SHEIKH SULTANBIN ZAYED AL NAHYAN: It is well known that the UAE is a member of this UN organisation. In the UAE we have the National Commission for Education, Culture and Science, which was established by a Cabinet decree at the request of the minister of education, who also heads the commission ex officio. This commission is responsible for coordinating between UNESCO agencies and the state entities and institutions involved in education, culture and science. The UAE has regularly demonstrated its support for the UN organisation and is among the most regular members when it comes to paying its share of UNESCO’s annual budget. The UAE also participates in many of the UN organisation’s programmes, and regularly attends its general conference meetings and executive board sessions.
However, this does not preclude any sort of special cooperation between the Abu Dhabi Tourism & Culture Authority and UNESCO. A few years ago the authority hosted the meetings of UNESCO’s World Heritage Committee and succeeded, in cooperation with the committee, in registering falconry on the list of world heritage. Moreover, there are programmes currently implemented by the Abu Dhabi Tourism & Culture Authority in collaboration with UNESCO for the restoration and development of some archaeological sites, particularly in Al Ain City. Also, a large number of schools in Abu Dhabi have participated in the UNESCO-associated schools project network.
Events and actions such as these and others without a doubt contribute to the development of closer relations between Abu Dhabi and UNESCO.
What is being done to ensure that the CMC’s strategy is broadly in line with tourism and will complement the goals set out for the sector?
SHEIKH SULTAN: A strategy has been defined for the CMC that is set to make the centre an important player in the field of culture. That is, promoting a climate of moderation and responsible media, offering at the same time reliable outputs that can help decision makers better understand and address sector problems.

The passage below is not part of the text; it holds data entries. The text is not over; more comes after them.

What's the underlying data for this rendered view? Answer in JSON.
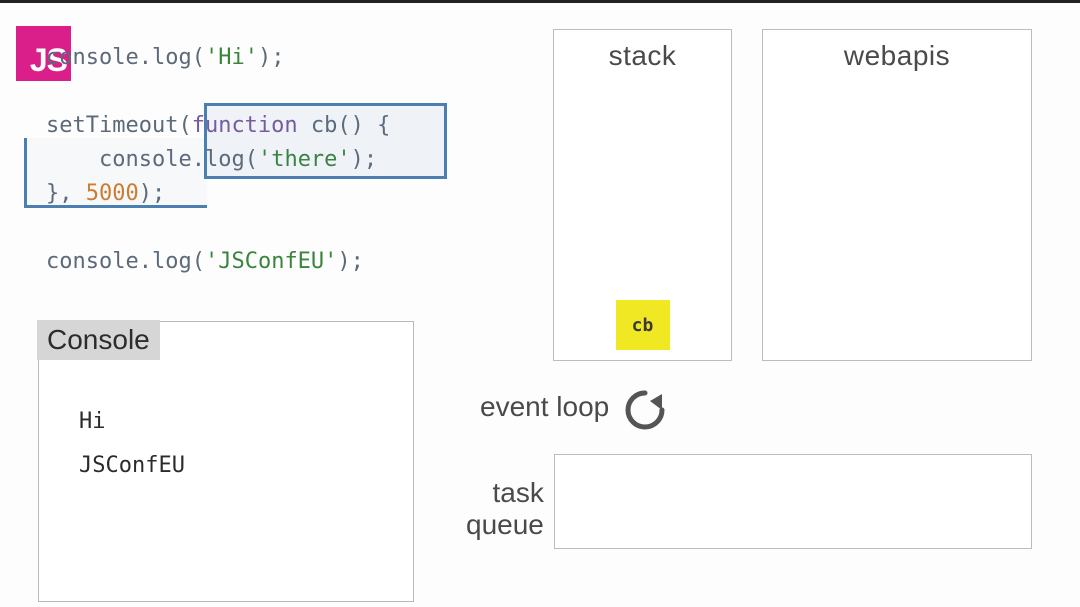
{
  "logo": {
    "text": "JS"
  },
  "code": {
    "line1": {
      "ident": "console",
      "dot": ".",
      "method": "log",
      "open": "(",
      "str": "'Hi'",
      "close": ");"
    },
    "line2": {
      "ident": "setTimeout",
      "open": "(",
      "key": "function",
      "space": " ",
      "cbname": "cb",
      "parens": "()",
      "brace": " {"
    },
    "line3": {
      "indent": "    ",
      "ident": "console",
      "dot": ".",
      "method": "log",
      "open": "(",
      "str": "'there'",
      "close": ");"
    },
    "line4": {
      "close_brace": "}",
      "comma": ", ",
      "num": "5000",
      "close": ");"
    },
    "line5": {
      "ident": "console",
      "dot": ".",
      "method": "log",
      "open": "(",
      "str": "'JSConfEU'",
      "close": ");"
    }
  },
  "console": {
    "title": "Console",
    "output": [
      "Hi",
      "JSConfEU"
    ]
  },
  "stack": {
    "title": "stack",
    "frames": [
      "cb"
    ]
  },
  "webapis": {
    "title": "webapis"
  },
  "event_loop": {
    "label": "event loop"
  },
  "task_queue": {
    "label_line1": "task",
    "label_line2": "queue"
  }
}
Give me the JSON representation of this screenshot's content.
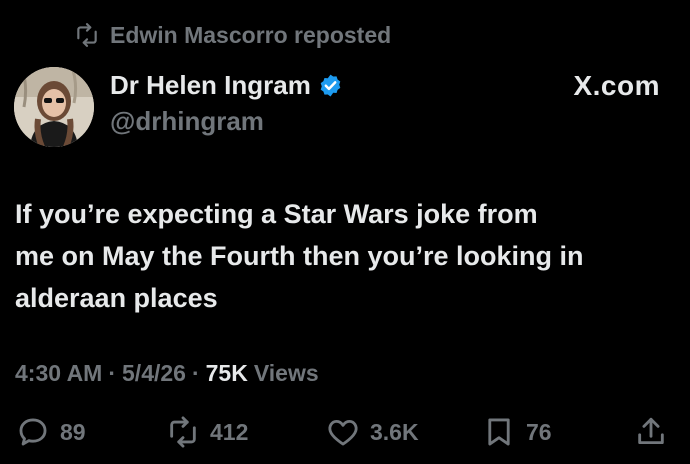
{
  "repost": {
    "icon": "repost-icon",
    "text": "Edwin Mascorro reposted"
  },
  "author": {
    "display_name": "Dr Helen Ingram",
    "handle": "@drhingram",
    "verified": true,
    "verified_color": "#1d9bf0",
    "avatar_icon": "avatar-photo"
  },
  "brand": "X.com",
  "tweet": {
    "text": "If you’re expecting a Star Wars joke from\nme on May the Fourth then you’re looking in\nalderaan places"
  },
  "meta": {
    "time": "4:30 AM",
    "sep1": "·",
    "date": "5/4/26",
    "sep2": "·",
    "views_count": "75K",
    "views_label": "Views"
  },
  "actions": {
    "reply": {
      "icon": "reply-icon",
      "count": "89"
    },
    "repost": {
      "icon": "repost-icon",
      "count": "412"
    },
    "like": {
      "icon": "heart-icon",
      "count": "3.6K"
    },
    "bookmark": {
      "icon": "bookmark-icon",
      "count": "76"
    },
    "share": {
      "icon": "share-icon"
    }
  },
  "colors": {
    "background": "#000000",
    "text": "#e7e9ea",
    "muted": "#71767b"
  }
}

This strategy is consistent with the tourism sector’s objectives, either in Abu Dhabi or the UAE at large, albeit indirectly, because it aims to contribute to facilitating the openness of both UAE citizens and residents towards the cultures of the world. Accordingly, this will contribute in shaping their cultural awareness, provide them with positive ideas and familiarise them with the cultural components of other nations. This way they will be more able to promote their heritage and their national features, and look forward to learning about other world cultures. This is, in my opinion, one of the main objectives of the state’s tourism sector.
Are you confident that enough is being done by organisations, such as the Emirates Heritage Club (EHC), to preserve the UAE’s cultural identity, given the rapid pace of economic development?
SHEIKH SULTAN: We are convinced that these laudable efforts are substantial, and the Abu Dhabi Executive Council is sparing no effort to implement the directives of Sheikh Khalifa bin Zayed Al Nahyan, president of the UAE, in this regard. There are various organisations that are active in this field, most notably the EHC. The EHC offers programmes, activities and events that cover the UAE’s cultural heritage ranging from traditional marine sports to falconry, camel racing, endurance races and educational programmes aimed at acquainting the youth with traditional customs and preserving them. The EHC also publishes two monthly magazines, one specialised in heritage in general, and the other concerned with Nabati poetry, a prominent component of our folklore.
The EHC does not spare any effort in providing assistance to universities, schools and other community institutions wishing to organise activities in the field of heritage. It also actively participates in annual heritage and cultural exhibitions either in the UAE or abroad.